The Carlisle Indian School Project
The Carlisle Indian School Project website intends to share the history of the Carlisle Indian Industrial School, 1879-1918. Included are the impacts of the school on Indigenous children and families past, present, and future. Critical to the story of Carlisle is the acknowledgment and understanding of the trauma and loss associated with the school's history, but also the memory of many acts of resilience by those who survived their boarding school experience.

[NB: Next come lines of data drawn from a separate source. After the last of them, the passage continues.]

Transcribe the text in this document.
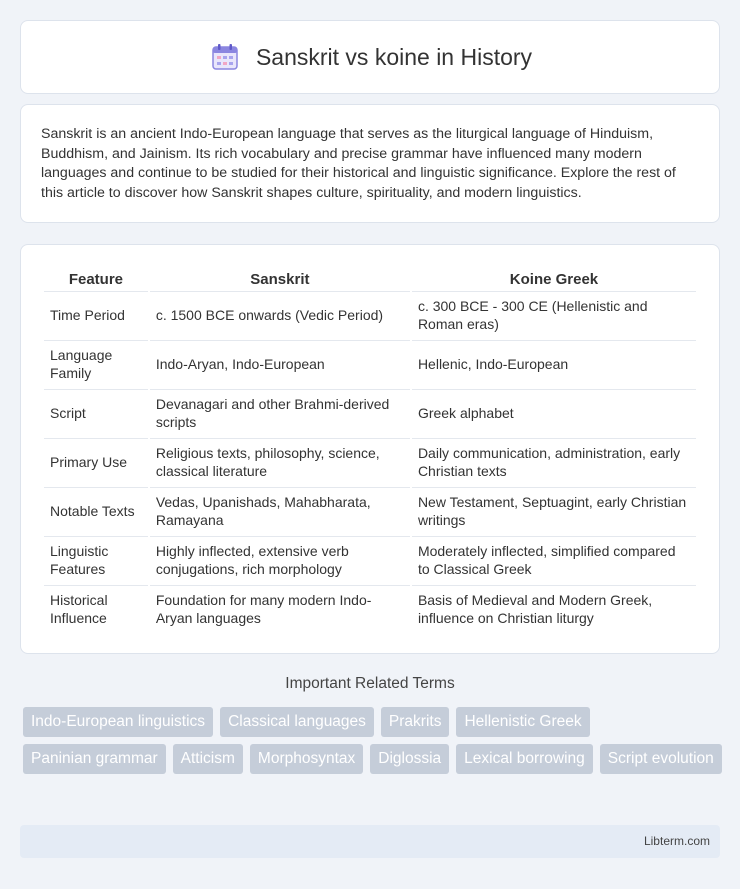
Sanskrit vs koine in History

Sanskrit is an ancient Indo-European language that serves as the liturgical language of Hinduism, Buddhism, and Jainism. Its rich vocabulary and precise grammar have influenced many modern languages and continue to be studied for their historical and linguistic significance. Explore the rest of this article to discover how Sanskrit shapes culture, spirituality, and modern linguistics.

Feature	Sanskrit	Koine Greek
Time Period	c. 1500 BCE onwards (Vedic Period)	c. 300 BCE - 300 CE (Hellenistic and Roman eras)
Language Family	Indo-Aryan, Indo-European	Hellenic, Indo-European
Script	Devanagari and other Brahmi-derived scripts	Greek alphabet
Primary Use	Religious texts, philosophy, science, classical literature	Daily communication, administration, early Christian texts
Notable Texts	Vedas, Upanishads, Mahabharata, Ramayana	New Testament, Septuagint, early Christian writings
Linguistic Features	Highly inflected, extensive verb conjugations, rich morphology	Moderately inflected, simplified compared to Classical Greek
Historical Influence	Foundation for many modern Indo-Aryan languages	Basis of Medieval and Modern Greek, influence on Christian liturgy
Important Related Terms
Indo-European linguistics	Classical languages	Prakrits	Hellenistic Greek
Paninian grammar	Atticism	Morphosyntax	Diglossia	Lexical borrowing	Script evolution
Libterm.com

The Carlisle Indian Industrial School, 1879-1918, developed by Lt. Col. Henry Pratt, quickly became embodied by white settler educators, including missionaries and the federal govenment as the "model" school for Indigenous children. With Pratt's adage of "Kill the Indian, Save the Man," the U.S. boarding school era would see many federal and mission schools follow suit, all to "civilize," or "assimilate" Indigenous children to fit the lifestyles and ideologies of settler society. Throughout the boarding school era and in such schools, thousands of children fell victim to settler education as a weapon of genocide against Indigenous identity, lifeways, and life itself, as many Indigenous children died under the "care" of white administrators and faculty. At Carlisle is a cemetary filled with students who died while attending the school. These graves, many with unnamed headstones, are a harsh reminder of another difficult and painful time in the history of relations between Indigenous people and the settler population of the United States. Today Indigenous people work tirelessly through such projects as The Carlisle Indian School Project to remember and tell the true story of Carlisle and its destructive impact on Indigenous life. The Carlisle project is also essential to help tell the story of how students endured, persevered, and survived their time at the school.